Um trabalhador simples, de salário mínimo (R$ 729), cujo desconto em folha é de R$ 43,74, e que se vale de duas conduções de mesmo valor (R$ 3,00), trabalhando 20 dias por mês. O custo de passagem será de R$ 12 por dia, que multiplicado por 20 dias somam-se R$ 240. Mas o trabalhador só paga R$ 43,74. Quem paga os outros R$ 196,26? O Empregador.

Agora, quando a passagem aumentar para R$ 3,50 a parcela do trabalhador continuará a mesma de R$ 43,74, mas a do empregador aumenta para R$ 236,26, porque o custo total aumentou para R$ 280/mês. Então o MPL está saindo em defesa de quem?
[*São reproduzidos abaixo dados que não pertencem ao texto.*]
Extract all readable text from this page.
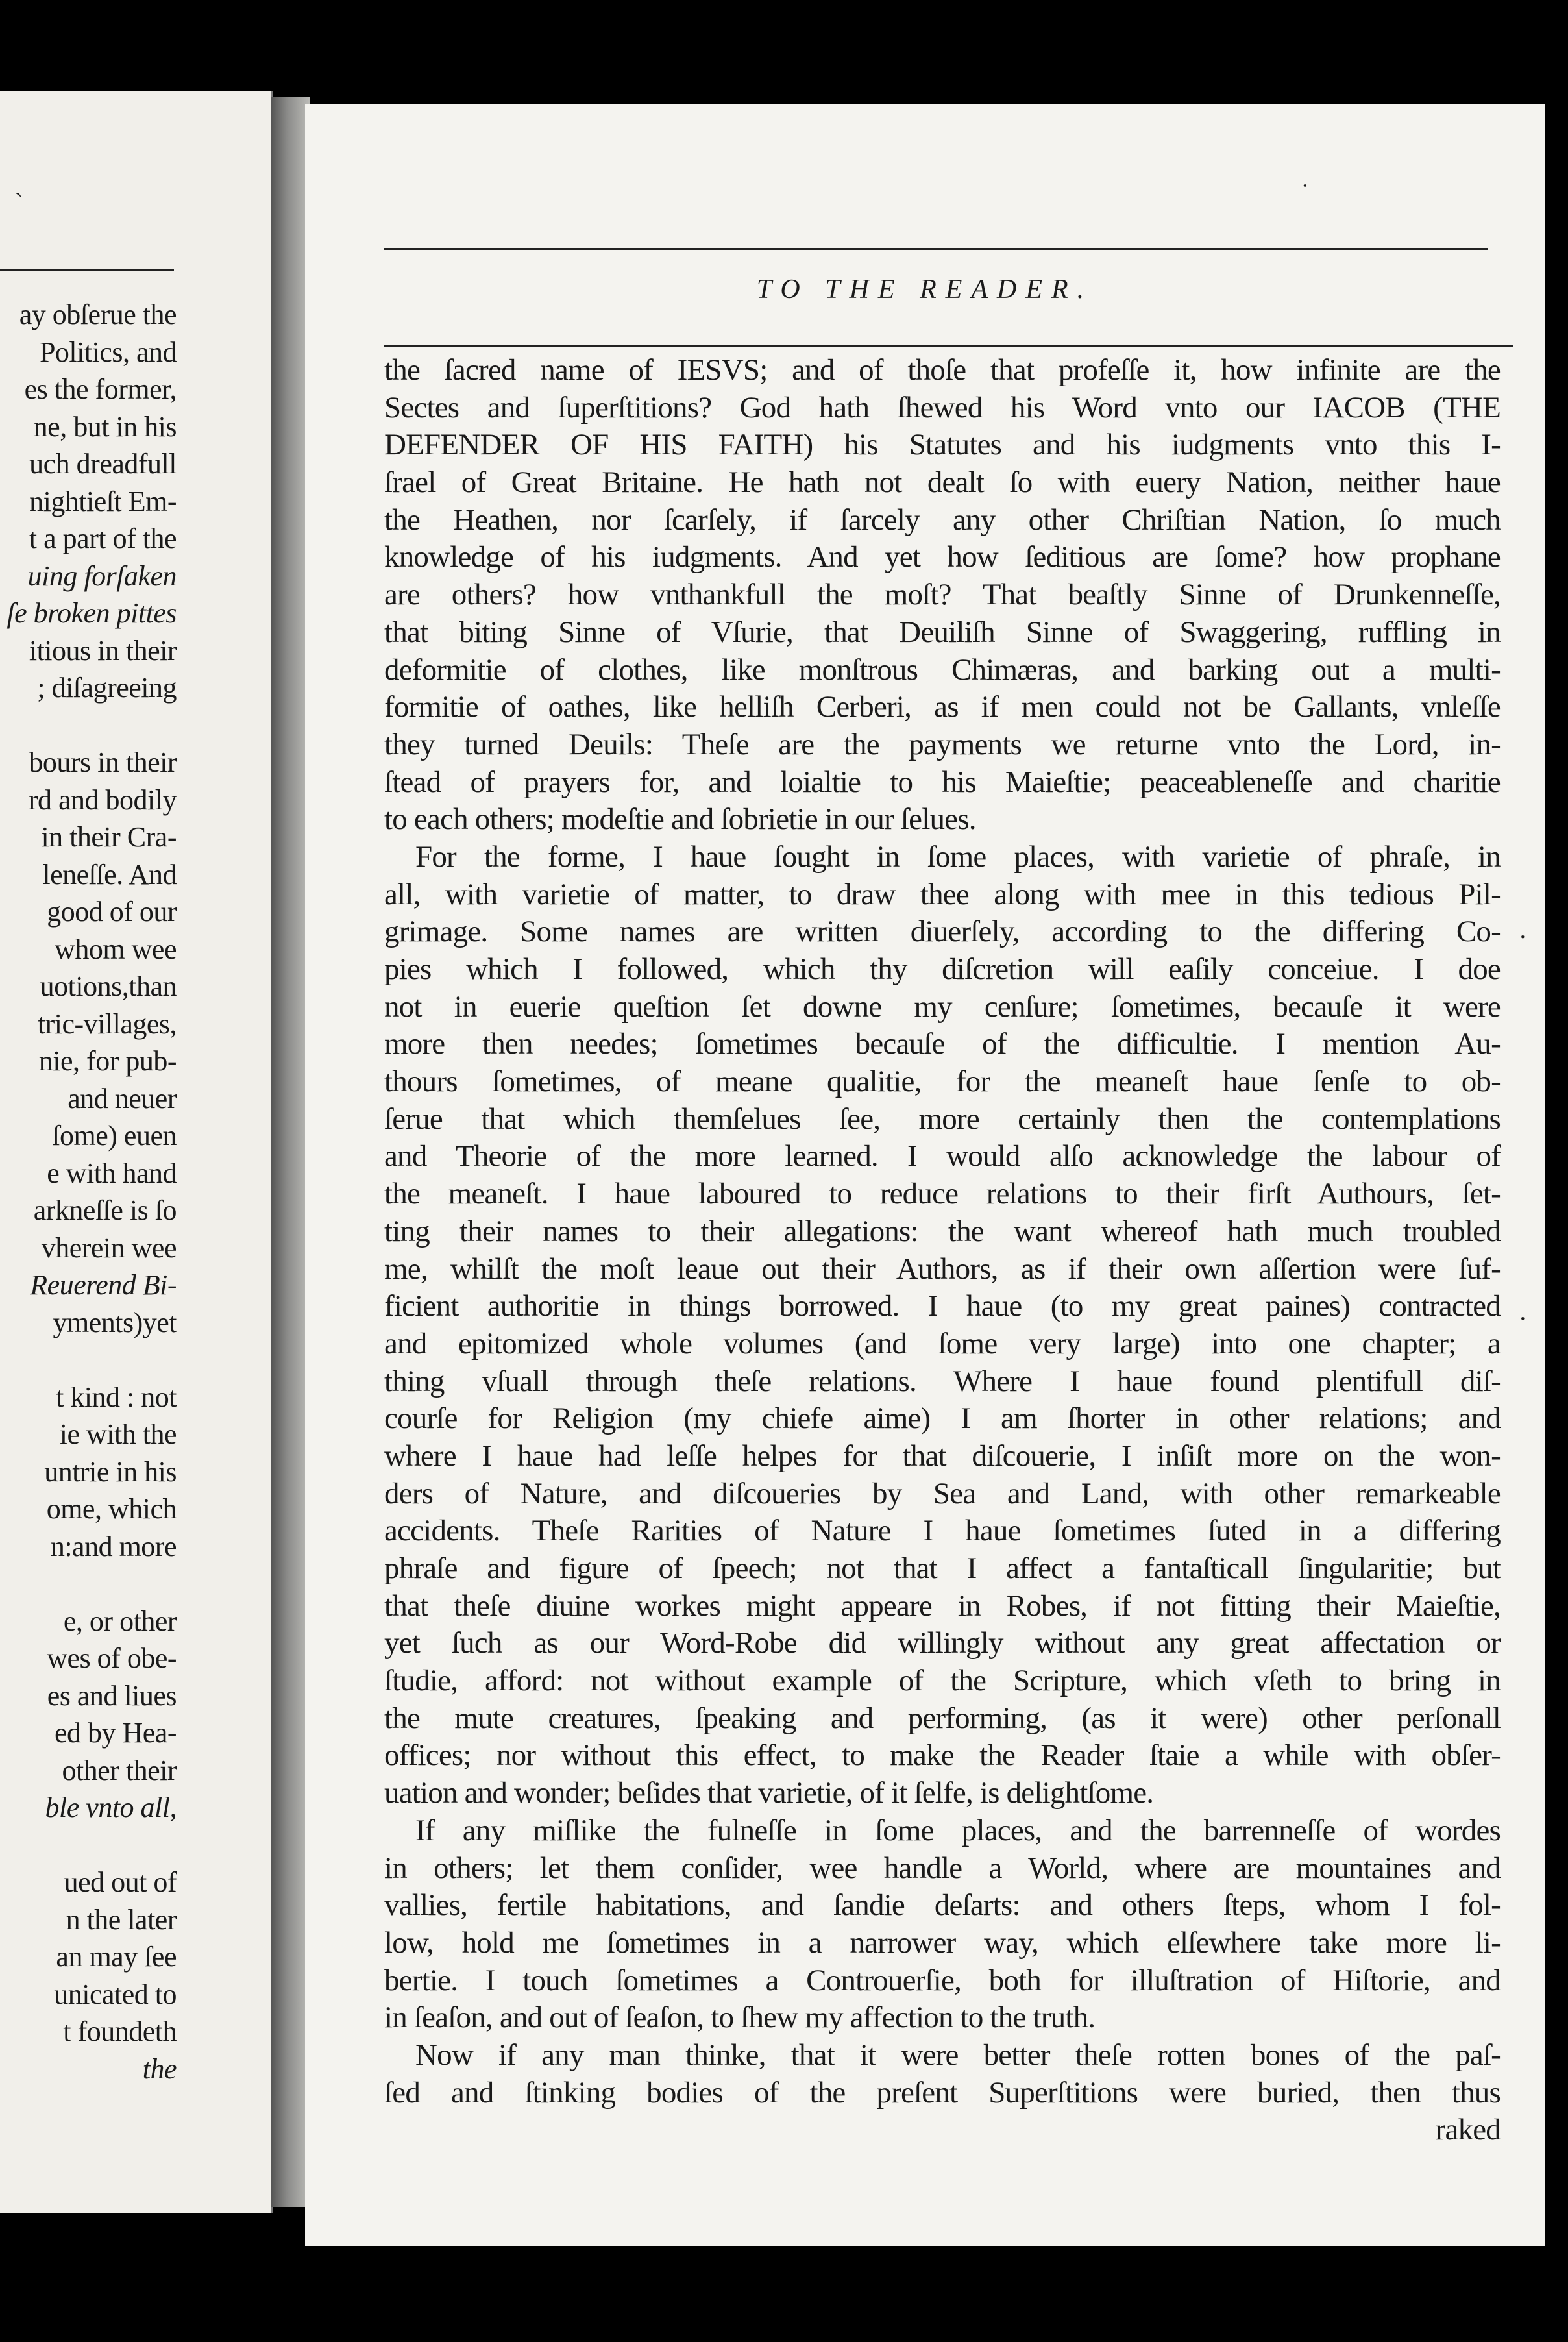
`
ay obſerue the
Politics, and
es the former,
ne, but in his
uch dreadfull
nightieſt Em-
t a part of the
uing forſaken
ſe broken pittes
itious in their
; diſagreeing
bours in their
rd and bodily
in their Cra-
leneſſe. And
good of our
whom wee
uotions,than
tric-villages,
nie, for pub-
and neuer
ſome) euen
e with hand
arkneſſe is ſo
vherein wee
Reuerend Bi-
yments)yet
t kind : not
ie with the
untrie in his
ome, which
n:and more
e, or other
wes of obe-
es and liues
ed by Hea-
other their
ble vnto all,
ued out of
n the later
an may ſee
unicated to
t foundeth
the
·
TO THE READER.
·
·
the ſacred name of IESVS; and of thoſe that profeſſe it, how infinite are the
Sectes and ſuperſtitions? God hath ſhewed his Word vnto our IACOB (THE
DEFENDER OF HIS FAITH) his Statutes and his iudgments vnto this I-
ſrael of Great Britaine. He hath not dealt ſo with euery Nation, neither haue
the Heathen, nor ſcarſely, if ſarcely any other Chriſtian Nation, ſo much
knowledge of his iudgments. And yet how ſeditious are ſome? how prophane
are others? how vnthankfull the moſt? That beaſtly Sinne of Drunkenneſſe,
that biting Sinne of Vſurie, that Deuiliſh Sinne of Swaggering, ruffling in
deformitie of clothes, like monſtrous Chimæras, and barking out a multi-
formitie of oathes, like helliſh Cerberi, as if men could not be Gallants, vnleſſe
they turned Deuils: Theſe are the payments we returne vnto the Lord, in-
ſtead of prayers for, and loialtie to his Maieſtie; peaceableneſſe and charitie
to each others; modeſtie and ſobrietie in our ſelues.
For the forme, I haue ſought in ſome places, with varietie of phraſe, in
all, with varietie of matter, to draw thee along with mee in this tedious Pil-
grimage. Some names are written diuerſely, according to the differing Co-
pies which I followed, which thy diſcretion will eaſily conceiue. I doe
not in euerie queſtion ſet downe my cenſure; ſometimes, becauſe it were
more then needes; ſometimes becauſe of the difficultie. I mention Au-
thours ſometimes, of meane qualitie, for the meaneſt haue ſenſe to ob-
ſerue that which themſelues ſee, more certainly then the contemplations
and Theorie of the more learned. I would alſo acknowledge the labour of
the meaneſt. I haue laboured to reduce relations to their firſt Authours, ſet-
ting their names to their allegations: the want whereof hath much troubled
me, whilſt the moſt leaue out their Authors, as if their own aſſertion were ſuf-
ficient authoritie in things borrowed. I haue (to my great paines) contracted
and epitomized whole volumes (and ſome very large) into one chapter; a
thing vſuall through theſe relations. Where I haue found plentifull diſ-
courſe for Religion (my chiefe aime) I am ſhorter in other relations; and
where I haue had leſſe helpes for that diſcouerie, I inſiſt more on the won-
ders of Nature, and diſcoueries by Sea and Land, with other remarkeable
accidents. Theſe Rarities of Nature I haue ſometimes ſuted in a differing
phraſe and figure of ſpeech; not that I affect a fantaſticall ſingularitie; but
that theſe diuine workes might appeare in Robes, if not fitting their Maieſtie,
yet ſuch as our Word-Robe did willingly without any great affectation or
ſtudie, afford: not without example of the Scripture, which vſeth to bring in
the mute creatures, ſpeaking and performing, (as it were) other perſonall
offices; nor without this effect, to make the Reader ſtaie a while with obſer-
uation and wonder; beſides that varietie, of it ſelfe, is delightſome.
If any miſlike the fulneſſe in ſome places, and the barrenneſſe of wordes
in others; let them conſider, wee handle a World, where are mountaines and
vallies, fertile habitations, and ſandie deſarts: and others ſteps, whom I fol-
low, hold me ſometimes in a narrower way, which elſewhere take more li-
bertie. I touch ſometimes a Controuerſie, both for illuſtration of Hiſtorie, and
in ſeaſon, and out of ſeaſon, to ſhew my affection to the truth.
Now if any man thinke, that it were better theſe rotten bones of the paſ-
ſed and ſtinking bodies of the preſent Superſtitions were buried, then thus
raked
O entendimento que tenho é que o MPL faz parte de um pacote a serviço da velha elite que se desespera com o PT no 2013bpoder e lhes prestam serviço para provocar o caos urbano e, assim, atingir as administrações petistas (de Haddad e de Dilma Rousseff) que levariam os parlamentos a discutirem um possível impeachment de ambos. É mais uma tentativa de dar o golpe já que nas urnas se mostram incompetentes. Se não ganham no convencimento tentam na força, na marra.
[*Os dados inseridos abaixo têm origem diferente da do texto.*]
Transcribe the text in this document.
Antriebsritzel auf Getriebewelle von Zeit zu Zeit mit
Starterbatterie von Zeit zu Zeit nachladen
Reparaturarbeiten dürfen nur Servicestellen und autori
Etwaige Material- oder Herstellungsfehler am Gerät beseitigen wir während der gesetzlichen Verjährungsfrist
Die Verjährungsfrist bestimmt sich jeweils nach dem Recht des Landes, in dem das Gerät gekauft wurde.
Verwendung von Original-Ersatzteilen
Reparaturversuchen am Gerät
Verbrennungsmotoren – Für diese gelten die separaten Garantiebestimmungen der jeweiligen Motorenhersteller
Vocês se lembram do que foi aquele movimento fascista de 2013. Ele ressurge agora em janeiro com a máscara das causas dos trabalhadores, mas que não passa de mera cortina para encobrir seus reais objetivos.

A Campanha Oportunista Contra o PT

Quer conhecer os covardes viva um momento de fraqueza.

Dilma Rousseff desagradou a esquerda indicando nomes como o de Joaquim Levy para a Fazenda e o de Kátia Abreu para a Agricultura.

O PT, ou parte dele, também se manifestou contrário, ainda que pese todas as explicações de Dilma para suas decisões. O fato é que há no PMDB muita gente e algumas provavelmente mais capacitadas que Kátia Abreu para assumir o Ministério da Agricultura. Até março de 2014 era Antonio Andrade, do mesmo PMDB, e não houve uma só voz na esquerda para falar contra, pelo menos não se tomou conhecimento dessa voz, se existiu.

Levy é ligado ao psdb e à Fernando Henrique Cardoso. Isso foi um golpe baixo em nós petistas convictos porque ficou parecendo que ganhamos, mas perdemos, como disse o mineiro derrotado Aécio Neves.

Isso desagradou a petistas e à oposição, mesmo aquela que se diz de esquerda [mas se alia à direita para combater um governo trabalhista] e então surgem os oportunistas. Luciana Genro, mostrando como pode ser medíocre, achou que podia cooptar petistas para o Psol. Pode até ser que alguns apareçam por lá, mas tal como eles, estes nunca foram petistas de fato.

Eu sou do PT desde 1985. Dentro das minhas limitações políticas ajudei o partido a chegar ao governo federal em 2003 com Luis Inácio Lula da Silva. Foi um governo brilhante do ponto de vista social. Brasileiros saíram da miséria; passaram a ter o que comer pelo menos duas vezes ao dia; muitos deixaram as palafitas e foram morar em casas dignas; foram criados empregos suficientes para atrair inclusive estrangeiros e chegamos ao ponto de eleger sua sucessora Dilma Rousseff.

Dilma nunca foi e jamais se aproximará da capacidade política de Lula. Jamais terá a sensibilidade social que Lula tem e seu governo jamais se aproximará do que foi o governo Lula. Mas se não Dilma quem seria? Olhem o quadro e me digam sinceramente se havia outro candidato na disputa que pudesse governar o Brasil de acordo com nossa visão de mundo.

De xiitas de esquerda à xiitas de direita passando por suspeito de ligação com o tráfico de drogas, como denunciou o policial Lucas Arcanjo [vídeo abaixo]. Dilma era a opção! Não havia outro/a.

Então os oportunistas aparecem porque o momento é delicado. Muita gente não sabe, mas no PT é assim que funciona. Se não estamos satisfeitos temos o DIREITO ESTATUTÁRIO de nos manifestar, inclusive publicamente, contra qualquer decisão de governo em nome do PT.

Vimos algumas manifestações do tipo “to pulando fora”. Mas estes nunca foram petistas de fato. Estavam no PT, mas quem ajudou a construir a nossa história, se está chateado com as decisões da presidenta como eu, vamos nos manifestar contrários, mas não vamos abandonar a história que ajudamos a construir. É simples assim.